CIVICUS and TAPOL are also concerned about the arbitrary arrest of people protesting the renewal and forcible disruptions of protests over the law, which was passed by Indonesia’s House of Representatives on July 15.
Police arrested 23 students and activists in Jayapura on July 14 and four protesters were injured. On July 15, police arrested 18 demonstrators rested in Kaimana, West Papua, while a protest in Manokwari was blocked. Another 50 protesters were arrested and beaten in front of the House of Representatives in Jakarta on July 15 just prior to the passage of the law.
“We call on the Indonesian authorities to halt their repression of peaceful protests against the extension of the special autonomy law,” the groups said in a joint statement.
“The law was first enacted in 2001 and has now been extended for another 20 years, with some concerning new amendments. The originally enacted law had itself long been rejected by many West Papuans as failing to realize meaningful autonomy.”
CIVICUS and TAPOL said 18 articles of the revised law were amended and two articles were added, with serious implications for issues of decentralization and autonomy.
We urge President Joko Widodo to issue a regulation in lieu of law to annul the special autonomy law
According to Article 76, the central government can now decide on the creation of new regencies and districts.
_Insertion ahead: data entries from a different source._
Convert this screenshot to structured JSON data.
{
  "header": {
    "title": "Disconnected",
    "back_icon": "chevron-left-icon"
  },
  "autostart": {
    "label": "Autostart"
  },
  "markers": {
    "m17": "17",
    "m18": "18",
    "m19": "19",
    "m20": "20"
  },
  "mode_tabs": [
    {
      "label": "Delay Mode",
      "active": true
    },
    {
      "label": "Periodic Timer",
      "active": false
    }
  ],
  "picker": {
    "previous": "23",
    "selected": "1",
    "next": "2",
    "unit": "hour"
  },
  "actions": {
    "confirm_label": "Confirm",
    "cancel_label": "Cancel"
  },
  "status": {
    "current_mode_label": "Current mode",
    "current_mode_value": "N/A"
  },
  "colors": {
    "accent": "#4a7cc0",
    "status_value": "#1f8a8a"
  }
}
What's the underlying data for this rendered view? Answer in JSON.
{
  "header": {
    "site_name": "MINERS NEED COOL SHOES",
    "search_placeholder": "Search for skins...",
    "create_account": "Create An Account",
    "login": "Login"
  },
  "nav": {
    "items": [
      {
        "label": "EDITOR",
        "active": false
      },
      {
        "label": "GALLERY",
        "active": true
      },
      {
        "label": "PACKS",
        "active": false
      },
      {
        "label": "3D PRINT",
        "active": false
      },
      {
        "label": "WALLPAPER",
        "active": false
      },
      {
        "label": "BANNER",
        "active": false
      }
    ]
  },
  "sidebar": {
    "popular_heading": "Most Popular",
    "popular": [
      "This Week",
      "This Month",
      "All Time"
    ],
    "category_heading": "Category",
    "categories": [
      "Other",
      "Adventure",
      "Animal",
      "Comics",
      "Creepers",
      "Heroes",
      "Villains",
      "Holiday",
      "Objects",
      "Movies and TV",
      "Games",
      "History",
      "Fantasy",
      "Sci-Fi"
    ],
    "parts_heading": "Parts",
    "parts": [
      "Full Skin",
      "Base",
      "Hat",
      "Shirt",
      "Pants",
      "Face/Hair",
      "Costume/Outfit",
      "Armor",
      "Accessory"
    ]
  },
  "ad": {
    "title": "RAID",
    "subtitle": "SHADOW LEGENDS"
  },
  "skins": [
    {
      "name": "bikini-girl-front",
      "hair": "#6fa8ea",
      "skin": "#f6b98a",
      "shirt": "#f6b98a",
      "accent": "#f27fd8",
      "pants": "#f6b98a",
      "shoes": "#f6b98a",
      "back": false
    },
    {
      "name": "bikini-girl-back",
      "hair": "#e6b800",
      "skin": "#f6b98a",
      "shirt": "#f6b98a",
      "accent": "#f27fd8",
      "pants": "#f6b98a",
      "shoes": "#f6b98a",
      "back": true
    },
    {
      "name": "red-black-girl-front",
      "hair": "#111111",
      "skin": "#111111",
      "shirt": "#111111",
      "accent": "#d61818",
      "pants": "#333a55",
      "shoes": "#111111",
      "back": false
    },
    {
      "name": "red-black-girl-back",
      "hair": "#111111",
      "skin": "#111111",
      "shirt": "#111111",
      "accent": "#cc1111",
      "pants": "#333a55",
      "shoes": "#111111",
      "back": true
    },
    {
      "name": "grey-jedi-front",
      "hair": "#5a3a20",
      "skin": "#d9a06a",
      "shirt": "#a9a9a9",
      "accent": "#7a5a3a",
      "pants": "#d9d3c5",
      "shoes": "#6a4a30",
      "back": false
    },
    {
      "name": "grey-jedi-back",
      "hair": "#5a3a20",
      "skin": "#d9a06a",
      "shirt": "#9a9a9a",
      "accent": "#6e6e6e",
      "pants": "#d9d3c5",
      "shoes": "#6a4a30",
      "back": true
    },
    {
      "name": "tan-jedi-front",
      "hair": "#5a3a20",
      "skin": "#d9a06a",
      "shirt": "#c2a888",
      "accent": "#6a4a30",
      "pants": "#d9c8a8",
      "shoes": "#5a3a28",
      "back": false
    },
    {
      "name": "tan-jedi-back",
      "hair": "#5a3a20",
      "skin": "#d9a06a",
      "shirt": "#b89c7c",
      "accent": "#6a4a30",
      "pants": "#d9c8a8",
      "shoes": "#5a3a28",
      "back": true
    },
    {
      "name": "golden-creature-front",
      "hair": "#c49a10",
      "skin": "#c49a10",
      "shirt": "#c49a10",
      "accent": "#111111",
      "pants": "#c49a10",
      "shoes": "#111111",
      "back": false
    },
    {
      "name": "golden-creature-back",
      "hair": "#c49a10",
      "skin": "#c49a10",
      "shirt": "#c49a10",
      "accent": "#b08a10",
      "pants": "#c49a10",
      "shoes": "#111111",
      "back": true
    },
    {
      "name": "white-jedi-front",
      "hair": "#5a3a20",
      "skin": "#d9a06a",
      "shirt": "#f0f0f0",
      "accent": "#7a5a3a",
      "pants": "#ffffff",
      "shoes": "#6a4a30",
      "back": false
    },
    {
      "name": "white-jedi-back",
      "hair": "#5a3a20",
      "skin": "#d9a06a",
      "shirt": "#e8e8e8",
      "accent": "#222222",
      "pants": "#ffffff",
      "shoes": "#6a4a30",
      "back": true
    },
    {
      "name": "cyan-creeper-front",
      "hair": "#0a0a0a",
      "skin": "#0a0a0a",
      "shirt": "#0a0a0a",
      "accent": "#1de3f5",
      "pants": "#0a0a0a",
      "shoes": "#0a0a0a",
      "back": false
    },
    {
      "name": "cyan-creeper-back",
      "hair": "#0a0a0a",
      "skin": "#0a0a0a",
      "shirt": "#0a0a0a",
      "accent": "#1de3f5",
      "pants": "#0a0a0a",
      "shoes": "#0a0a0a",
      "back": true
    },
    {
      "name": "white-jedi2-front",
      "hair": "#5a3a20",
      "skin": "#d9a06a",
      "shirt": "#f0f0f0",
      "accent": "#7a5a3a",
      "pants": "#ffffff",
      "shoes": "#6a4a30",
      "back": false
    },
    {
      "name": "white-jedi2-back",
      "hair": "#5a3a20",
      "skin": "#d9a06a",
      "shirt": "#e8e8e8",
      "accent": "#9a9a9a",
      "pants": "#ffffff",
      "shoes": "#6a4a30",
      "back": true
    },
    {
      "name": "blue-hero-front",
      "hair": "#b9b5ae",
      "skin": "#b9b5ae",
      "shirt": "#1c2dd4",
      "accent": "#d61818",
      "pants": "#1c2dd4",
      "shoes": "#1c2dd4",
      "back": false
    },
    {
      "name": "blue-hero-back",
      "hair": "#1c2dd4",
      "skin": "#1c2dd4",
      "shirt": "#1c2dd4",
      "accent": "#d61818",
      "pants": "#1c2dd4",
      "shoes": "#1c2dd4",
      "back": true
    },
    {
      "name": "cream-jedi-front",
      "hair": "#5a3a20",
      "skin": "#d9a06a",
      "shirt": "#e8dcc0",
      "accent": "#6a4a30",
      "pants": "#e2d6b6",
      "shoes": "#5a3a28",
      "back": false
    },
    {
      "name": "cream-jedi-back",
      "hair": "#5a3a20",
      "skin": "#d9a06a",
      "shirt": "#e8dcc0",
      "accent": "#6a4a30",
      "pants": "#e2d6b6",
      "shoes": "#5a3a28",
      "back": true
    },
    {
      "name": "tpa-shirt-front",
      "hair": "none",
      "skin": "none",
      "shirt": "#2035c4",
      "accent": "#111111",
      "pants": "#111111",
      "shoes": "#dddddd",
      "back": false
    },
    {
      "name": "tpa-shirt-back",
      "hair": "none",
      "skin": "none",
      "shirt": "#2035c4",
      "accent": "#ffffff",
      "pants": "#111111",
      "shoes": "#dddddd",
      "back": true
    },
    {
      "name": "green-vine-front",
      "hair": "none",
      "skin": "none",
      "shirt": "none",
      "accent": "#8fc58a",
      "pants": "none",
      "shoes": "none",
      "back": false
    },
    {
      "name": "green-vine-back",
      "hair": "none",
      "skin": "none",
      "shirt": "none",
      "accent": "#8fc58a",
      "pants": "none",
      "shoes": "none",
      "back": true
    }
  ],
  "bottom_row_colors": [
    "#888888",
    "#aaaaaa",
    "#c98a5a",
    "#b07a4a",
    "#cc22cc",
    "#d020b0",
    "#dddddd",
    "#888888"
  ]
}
This has been opposed by many Papuans because it could lead to further marginalization and militarization in the region.
Two sections of Article 28 were omitted, which removed the right to form local political parties. A new rule is now in place that the vice president will have an office in the region to oversee the implementation of the special autonomy law.
The Papuan People’s Assembly (Majelis Rakyat Papua/MRP) was excluded from the amendment discussions despite its inclusion in consultations being explicitly required by the law.
The government’s unilateral decision to revise and extend the law is a flagrant violation of the right to self-determination of Papuan people, the groups said.
“We urge President Joko Widodo to issue a regulation in lieu of law to annul the special autonomy law. Instead of forcing this extension, the authorities should instead hold meaningful consultation with the West Papuan people to address their grievances, deal with the injustices they have faced and to seek an end to the conflict,” they said.
“This includes releasing all political prisoners detained for their activism, including Victor Yeimo, ending the harassment of human rights defenders, activists, students and others in Papua, and ensuring that all serious crimes committed by Indonesian security forces are investigated, findings made public and that victims and their families receive reparations.
CIVICUS is a global alliance of civil society organizations and activists dedicated to strengthening citizen action and civil society around the world. UK-based TAPOL campaigns for human rights, peace and democracy in Indonesia.